コラム KAZU'S VIEW

2008年03月

コブクロ、杉本真人の詩に見る母性回帰の意味-岸壁の母は今の日本を救うか-

昨年の歌謡大賞はコブクロの「蕾(ツボミ)」という楽曲だった。コブクロというミュージシャンは男2人組のシンガーソングライターである。彼らはストリートミュージシャンからメジャーデビューした。彼らの音楽づくりはレコーデイングする前にライブで歌い、聴衆の反応、意見を聞いてからレコーデイングするという方法を採用しているらしい。
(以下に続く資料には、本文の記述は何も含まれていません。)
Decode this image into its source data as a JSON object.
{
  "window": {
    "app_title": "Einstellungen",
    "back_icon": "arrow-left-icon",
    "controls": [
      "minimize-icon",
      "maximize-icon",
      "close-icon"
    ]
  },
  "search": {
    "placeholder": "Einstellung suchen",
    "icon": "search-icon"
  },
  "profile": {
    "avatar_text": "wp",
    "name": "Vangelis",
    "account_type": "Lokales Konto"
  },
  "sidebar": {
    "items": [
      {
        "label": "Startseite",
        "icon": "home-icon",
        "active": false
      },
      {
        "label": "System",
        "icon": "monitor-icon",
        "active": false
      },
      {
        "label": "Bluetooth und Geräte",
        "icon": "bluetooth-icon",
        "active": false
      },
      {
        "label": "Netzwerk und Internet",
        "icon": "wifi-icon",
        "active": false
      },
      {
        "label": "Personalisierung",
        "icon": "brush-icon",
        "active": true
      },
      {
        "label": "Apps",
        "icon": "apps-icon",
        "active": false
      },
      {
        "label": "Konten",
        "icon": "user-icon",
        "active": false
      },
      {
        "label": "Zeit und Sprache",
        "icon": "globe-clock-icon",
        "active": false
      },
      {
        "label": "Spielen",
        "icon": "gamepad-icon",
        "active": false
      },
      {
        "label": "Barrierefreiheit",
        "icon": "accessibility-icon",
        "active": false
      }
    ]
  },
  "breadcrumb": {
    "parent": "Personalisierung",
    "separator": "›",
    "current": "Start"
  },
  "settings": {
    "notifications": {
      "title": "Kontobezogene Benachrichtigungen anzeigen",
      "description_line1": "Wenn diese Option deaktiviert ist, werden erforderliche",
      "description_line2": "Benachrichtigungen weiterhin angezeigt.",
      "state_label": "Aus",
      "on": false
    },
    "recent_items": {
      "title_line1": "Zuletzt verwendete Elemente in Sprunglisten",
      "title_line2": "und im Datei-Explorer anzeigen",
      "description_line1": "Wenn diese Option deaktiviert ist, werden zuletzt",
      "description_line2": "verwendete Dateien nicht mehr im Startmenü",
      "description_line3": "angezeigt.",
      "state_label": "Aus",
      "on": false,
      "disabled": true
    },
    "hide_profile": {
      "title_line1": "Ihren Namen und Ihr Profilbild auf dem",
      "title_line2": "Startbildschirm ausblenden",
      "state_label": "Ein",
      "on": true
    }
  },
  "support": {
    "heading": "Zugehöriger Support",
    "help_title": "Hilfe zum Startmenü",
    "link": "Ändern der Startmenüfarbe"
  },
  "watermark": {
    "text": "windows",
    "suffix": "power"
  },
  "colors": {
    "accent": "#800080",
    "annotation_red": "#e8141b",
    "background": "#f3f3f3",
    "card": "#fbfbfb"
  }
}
これは、ソーシャルマネジメント(社会システムマネジメント)論という新しい社会科学分野の方法論の適用例と考えられる。このソーシャルマネジメント論では今日の情報社会を前提とし、顧客革命がどのような社会変革を起こすか?情報社会は知識独占を開放し、全ての人が知識を共有する。これが実現した時、次の社会はどのようなものになるか?を想定して社会のありたい姿を論ずる。知識が共有されると素人と専門家の区別がなくなる。行政と民間の格差がなくなり、産業と消費者の垣根が取り払われ、教授と学生の知識量の差がなくなるという。これは従来の立場の異なる人間や組織間で、知識の一方通行がなくなり、知識の双方向の伝達により共に新たな価値を共創により作り出す社会を意味する。これまでに人類が経験したことのないネットワーク社会であろう。

さて、コブクロの話に流れを戻そう。「蕾」という曲はコブクロのメンバーの1人が母親へのメッセージとして作った曲だと聞いている。また、昨年の紅白歌合戦では吾亦紅(ワレモコウ)」という杉本真人さんが歌った曲も母親へのメッセージソングだったらしい。男にとって母親は生まれた瞬間に最初に出会う異性であり、一身同体を経験できる唯一の異性である。エジプト時代からオイデイプス・コンプレックスに象徴される難解な課題である。私自身これまで3回死に目に会っているが、その最初が母親であった。直接、母親から聞いたので救われたが、母は私を出産する際に私の命を葬り去ろうとしたらしい。しかし、現在、自分が生きていることの喜びを自分自身で確認できる時、母に感謝、母をなだめたその時の人々と母がその人々に出会えた奇跡にただ感謝するのみである。

石川県の富来海岸に世界一長いベンチがある。そのベンチのそばに「岩壁の母」の像がある。この歌は端野いせさんが息子の新二さんの復員(帰国)を舞鶴港の岸壁で待つ姿を描いたものである。意に反し、息子を死地に追いやった後悔の中に帰還を唯一の救いとして港に出迎える行動を続ける姿は人の心を打つ。戦後、日本は世界の奇跡の復興事例を実現したが、その背景の1つに「岩壁の母」にみる日本の母性があったのではないか。大いなる母心は孫悟空が天かけた釈迦如来の手のひらに似ている。しかし、この手のひらの茶番が世界を大きく動かす1つの要因になるのではないか。その意味で、今の日本の音楽シーンは日本の明るい将来を生み出す予感を感じさせる。